WannaCry: Everything you need to know about the global ransomware attack


    If you’ve done your best to stay away offline for the past two days so you could actually enjoy your weekend, you undoubtedly now find yourself trying to catch up on all the news surrounding WannaCry ransomware. This unprecedented malware attack began sweeping the globe late last week, and security researchers estimated that nearly 57,000 computers in more than 150 countries were infected by the end of the day on Friday. While the spread of this terrifying ransomware was slowed on Saturday, it was hardly stopped. As of Monday morning, more than 200,000 systems around the world are believed to have been infected.


    Every user who was attacked saw this on it’s screen.

    Is the attack over?


    WannaCry was first discovered on Friday, May 12th, and it had spread to an estimated 57,000 computers in more than 150 different countries around the world by the end of the day. European countries were hit the hardest, and business ground to a halt at several large companies and organizations, including banks, hospitals, and government agencies.

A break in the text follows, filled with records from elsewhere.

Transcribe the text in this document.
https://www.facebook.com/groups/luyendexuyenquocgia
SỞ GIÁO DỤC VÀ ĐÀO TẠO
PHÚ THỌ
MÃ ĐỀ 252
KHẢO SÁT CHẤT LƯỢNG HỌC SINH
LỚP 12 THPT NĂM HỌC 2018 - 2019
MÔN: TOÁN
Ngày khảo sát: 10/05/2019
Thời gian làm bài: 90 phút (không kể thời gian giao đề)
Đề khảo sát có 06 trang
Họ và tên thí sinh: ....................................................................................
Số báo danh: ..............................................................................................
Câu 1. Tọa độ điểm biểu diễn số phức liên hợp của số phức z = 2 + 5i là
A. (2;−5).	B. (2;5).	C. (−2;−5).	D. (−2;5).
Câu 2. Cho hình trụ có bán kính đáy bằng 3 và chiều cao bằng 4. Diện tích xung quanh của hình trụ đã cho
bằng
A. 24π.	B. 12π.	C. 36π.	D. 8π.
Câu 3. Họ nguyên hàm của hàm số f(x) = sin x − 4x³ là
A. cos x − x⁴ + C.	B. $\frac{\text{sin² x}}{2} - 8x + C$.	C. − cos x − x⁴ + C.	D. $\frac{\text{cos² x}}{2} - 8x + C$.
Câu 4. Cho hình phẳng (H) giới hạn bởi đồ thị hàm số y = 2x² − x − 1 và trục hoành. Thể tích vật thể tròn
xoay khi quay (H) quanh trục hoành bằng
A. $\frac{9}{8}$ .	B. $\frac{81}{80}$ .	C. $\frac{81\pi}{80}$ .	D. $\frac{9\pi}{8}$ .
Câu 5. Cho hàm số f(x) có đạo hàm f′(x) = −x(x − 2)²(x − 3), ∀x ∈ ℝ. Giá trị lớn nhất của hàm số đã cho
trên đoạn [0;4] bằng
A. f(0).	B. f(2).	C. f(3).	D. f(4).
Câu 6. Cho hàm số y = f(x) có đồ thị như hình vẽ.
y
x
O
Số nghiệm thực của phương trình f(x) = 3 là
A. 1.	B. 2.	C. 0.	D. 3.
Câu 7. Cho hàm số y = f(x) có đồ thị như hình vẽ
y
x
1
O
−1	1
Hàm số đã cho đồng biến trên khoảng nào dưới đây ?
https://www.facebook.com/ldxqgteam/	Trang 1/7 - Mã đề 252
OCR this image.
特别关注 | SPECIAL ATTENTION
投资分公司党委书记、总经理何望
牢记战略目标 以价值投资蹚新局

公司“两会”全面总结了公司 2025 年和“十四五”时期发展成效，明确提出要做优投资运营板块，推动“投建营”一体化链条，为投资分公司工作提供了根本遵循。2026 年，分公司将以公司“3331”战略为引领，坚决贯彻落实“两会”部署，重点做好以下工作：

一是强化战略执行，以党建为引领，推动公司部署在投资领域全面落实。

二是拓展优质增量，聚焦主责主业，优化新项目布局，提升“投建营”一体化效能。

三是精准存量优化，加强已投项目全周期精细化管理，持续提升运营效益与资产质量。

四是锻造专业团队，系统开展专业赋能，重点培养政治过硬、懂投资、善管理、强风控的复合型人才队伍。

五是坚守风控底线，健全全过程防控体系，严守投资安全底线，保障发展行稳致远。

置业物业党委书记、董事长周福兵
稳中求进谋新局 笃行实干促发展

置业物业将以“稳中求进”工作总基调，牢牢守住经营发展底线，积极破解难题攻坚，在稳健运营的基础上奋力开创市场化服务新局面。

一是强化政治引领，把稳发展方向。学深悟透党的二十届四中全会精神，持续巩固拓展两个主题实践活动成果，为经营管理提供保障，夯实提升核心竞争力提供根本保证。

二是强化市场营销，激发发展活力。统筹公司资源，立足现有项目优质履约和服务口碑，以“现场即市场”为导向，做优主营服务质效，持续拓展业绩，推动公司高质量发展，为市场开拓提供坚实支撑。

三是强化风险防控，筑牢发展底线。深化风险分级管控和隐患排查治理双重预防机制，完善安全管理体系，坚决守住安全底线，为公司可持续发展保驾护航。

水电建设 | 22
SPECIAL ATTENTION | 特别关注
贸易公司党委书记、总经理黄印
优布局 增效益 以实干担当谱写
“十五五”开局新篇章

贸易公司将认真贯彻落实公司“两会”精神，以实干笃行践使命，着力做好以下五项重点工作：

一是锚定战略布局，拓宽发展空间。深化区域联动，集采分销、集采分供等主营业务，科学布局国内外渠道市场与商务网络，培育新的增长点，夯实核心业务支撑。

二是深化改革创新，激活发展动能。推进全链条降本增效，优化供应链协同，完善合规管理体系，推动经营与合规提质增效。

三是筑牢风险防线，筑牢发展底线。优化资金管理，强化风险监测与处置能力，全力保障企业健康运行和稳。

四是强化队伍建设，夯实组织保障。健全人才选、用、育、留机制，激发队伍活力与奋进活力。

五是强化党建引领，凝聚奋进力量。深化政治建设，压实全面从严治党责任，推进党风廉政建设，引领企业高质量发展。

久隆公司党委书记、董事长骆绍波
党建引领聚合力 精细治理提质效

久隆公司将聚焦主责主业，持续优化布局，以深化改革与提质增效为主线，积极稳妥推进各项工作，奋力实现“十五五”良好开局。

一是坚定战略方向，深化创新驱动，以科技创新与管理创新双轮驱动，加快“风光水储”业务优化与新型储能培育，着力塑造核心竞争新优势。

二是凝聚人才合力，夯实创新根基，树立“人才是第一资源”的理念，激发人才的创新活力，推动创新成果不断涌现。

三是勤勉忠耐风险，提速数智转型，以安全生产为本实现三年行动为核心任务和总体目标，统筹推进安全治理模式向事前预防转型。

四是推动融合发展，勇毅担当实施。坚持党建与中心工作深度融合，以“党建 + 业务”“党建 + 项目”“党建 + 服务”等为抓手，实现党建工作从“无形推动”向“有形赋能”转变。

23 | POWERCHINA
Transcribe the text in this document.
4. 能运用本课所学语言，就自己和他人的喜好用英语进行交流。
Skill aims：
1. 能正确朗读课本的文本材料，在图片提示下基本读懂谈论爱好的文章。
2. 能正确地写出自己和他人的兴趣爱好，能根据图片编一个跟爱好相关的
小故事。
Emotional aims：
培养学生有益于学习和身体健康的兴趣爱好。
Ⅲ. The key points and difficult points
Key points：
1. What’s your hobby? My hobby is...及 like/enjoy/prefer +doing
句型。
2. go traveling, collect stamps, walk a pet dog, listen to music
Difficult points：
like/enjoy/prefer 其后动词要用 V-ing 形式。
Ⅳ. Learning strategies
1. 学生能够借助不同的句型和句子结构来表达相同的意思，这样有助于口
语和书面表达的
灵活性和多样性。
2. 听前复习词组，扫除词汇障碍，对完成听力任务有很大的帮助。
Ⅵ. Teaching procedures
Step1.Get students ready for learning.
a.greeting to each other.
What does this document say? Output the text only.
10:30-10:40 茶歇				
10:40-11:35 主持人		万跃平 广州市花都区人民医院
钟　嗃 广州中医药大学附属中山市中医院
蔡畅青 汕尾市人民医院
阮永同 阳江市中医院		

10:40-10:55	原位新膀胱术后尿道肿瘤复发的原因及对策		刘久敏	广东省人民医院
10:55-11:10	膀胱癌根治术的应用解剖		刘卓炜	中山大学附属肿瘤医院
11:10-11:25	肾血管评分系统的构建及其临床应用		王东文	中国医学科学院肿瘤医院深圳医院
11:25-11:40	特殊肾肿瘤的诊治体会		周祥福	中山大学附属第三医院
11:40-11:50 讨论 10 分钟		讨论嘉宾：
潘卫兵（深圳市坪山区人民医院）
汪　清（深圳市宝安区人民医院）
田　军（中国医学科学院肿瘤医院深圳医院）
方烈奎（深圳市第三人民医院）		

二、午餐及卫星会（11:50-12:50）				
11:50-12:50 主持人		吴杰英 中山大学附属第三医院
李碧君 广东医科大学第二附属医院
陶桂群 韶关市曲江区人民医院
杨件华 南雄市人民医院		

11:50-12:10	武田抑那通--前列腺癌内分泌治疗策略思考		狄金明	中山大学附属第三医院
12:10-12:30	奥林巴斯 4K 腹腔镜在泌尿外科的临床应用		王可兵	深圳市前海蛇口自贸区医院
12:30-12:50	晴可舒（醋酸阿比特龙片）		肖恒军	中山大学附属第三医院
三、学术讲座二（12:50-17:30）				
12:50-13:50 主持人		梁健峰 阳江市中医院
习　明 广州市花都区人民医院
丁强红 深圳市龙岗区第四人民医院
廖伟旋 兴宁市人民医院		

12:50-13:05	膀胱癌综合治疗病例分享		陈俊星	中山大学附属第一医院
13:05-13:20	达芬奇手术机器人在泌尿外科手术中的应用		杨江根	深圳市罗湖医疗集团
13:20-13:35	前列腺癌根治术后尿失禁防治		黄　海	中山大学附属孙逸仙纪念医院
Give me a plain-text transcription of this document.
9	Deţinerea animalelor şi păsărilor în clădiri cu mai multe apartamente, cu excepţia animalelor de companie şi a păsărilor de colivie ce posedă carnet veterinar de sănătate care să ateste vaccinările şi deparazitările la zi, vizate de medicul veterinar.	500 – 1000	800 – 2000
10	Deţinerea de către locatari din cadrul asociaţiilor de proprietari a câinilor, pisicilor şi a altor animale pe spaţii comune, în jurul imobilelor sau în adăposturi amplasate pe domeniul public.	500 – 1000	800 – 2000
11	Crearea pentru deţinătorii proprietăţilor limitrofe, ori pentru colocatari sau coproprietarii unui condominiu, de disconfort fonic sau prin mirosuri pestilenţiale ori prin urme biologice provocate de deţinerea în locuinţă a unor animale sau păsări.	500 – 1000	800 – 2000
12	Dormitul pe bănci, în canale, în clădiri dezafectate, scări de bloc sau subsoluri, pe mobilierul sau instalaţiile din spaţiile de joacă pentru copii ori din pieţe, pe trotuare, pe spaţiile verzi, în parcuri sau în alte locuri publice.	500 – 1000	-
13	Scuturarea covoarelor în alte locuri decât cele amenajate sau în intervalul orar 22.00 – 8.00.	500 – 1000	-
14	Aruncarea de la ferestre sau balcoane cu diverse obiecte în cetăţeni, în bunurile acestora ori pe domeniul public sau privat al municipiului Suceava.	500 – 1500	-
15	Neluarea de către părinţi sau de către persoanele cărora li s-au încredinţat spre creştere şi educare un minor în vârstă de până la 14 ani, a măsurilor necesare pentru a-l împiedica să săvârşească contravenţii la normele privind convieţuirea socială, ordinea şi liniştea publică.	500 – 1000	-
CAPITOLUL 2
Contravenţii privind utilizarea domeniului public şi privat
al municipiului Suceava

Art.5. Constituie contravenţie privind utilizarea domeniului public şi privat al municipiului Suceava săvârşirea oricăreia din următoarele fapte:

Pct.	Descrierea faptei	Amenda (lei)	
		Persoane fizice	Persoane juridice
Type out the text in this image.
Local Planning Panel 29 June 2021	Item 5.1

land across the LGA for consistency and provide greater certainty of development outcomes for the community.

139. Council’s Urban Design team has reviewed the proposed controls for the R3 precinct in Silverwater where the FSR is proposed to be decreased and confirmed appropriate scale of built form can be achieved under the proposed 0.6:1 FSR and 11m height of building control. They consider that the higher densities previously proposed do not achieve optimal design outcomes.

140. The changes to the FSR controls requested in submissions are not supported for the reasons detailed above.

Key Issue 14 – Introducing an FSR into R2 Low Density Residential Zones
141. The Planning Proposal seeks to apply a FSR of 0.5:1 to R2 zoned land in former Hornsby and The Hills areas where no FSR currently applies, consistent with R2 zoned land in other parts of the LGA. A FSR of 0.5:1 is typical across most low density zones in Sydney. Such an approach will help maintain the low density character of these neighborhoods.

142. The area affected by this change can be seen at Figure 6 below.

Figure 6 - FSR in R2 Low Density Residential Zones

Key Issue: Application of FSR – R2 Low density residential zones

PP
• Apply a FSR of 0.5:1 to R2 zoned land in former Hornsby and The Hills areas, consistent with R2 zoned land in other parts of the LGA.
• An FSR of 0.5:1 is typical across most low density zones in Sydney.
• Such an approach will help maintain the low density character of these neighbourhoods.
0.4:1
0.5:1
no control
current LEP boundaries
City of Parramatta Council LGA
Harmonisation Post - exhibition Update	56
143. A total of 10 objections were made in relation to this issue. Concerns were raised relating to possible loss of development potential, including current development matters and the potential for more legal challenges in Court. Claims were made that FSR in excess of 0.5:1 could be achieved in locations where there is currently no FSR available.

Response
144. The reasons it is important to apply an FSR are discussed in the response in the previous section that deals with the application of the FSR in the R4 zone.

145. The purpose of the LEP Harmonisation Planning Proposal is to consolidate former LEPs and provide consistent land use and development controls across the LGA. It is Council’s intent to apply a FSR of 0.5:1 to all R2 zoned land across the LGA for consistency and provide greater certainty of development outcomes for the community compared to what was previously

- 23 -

    Wanna Cry, the deadly ransomware has been declared as a critical threat in India.

    Computer Emergency Response Team of India (CERT-In) has red alert warning against this ransomware, which denotes maximum threat level.

    In their warning and guidelines, CERT-In has requested infected users not to pay the ransom to the hackers, as it will make them even more powerful and deadly. CERT-In said, “Individuals or organisations are not encouraged to pay the ransom as this does not guarantee files will be released. Report such instances of fraud to CERT-In and law enforcement agencies,”

    Meanwhile, a 22-year-old researcher, whose alias is MalwareTech, has become an Internet hero after he accidentally stopped the spread of WannaCry ransomware.

    While undergoing research on WannaCry, this researcher located an unregistered domain residing inside the ransomware, and bought it for $10.69. After he pointed the domain to a sinkhole or a server which collects and analyses malware, he discovered that the domain is actually a kill switch, which can be used to control the ransomware.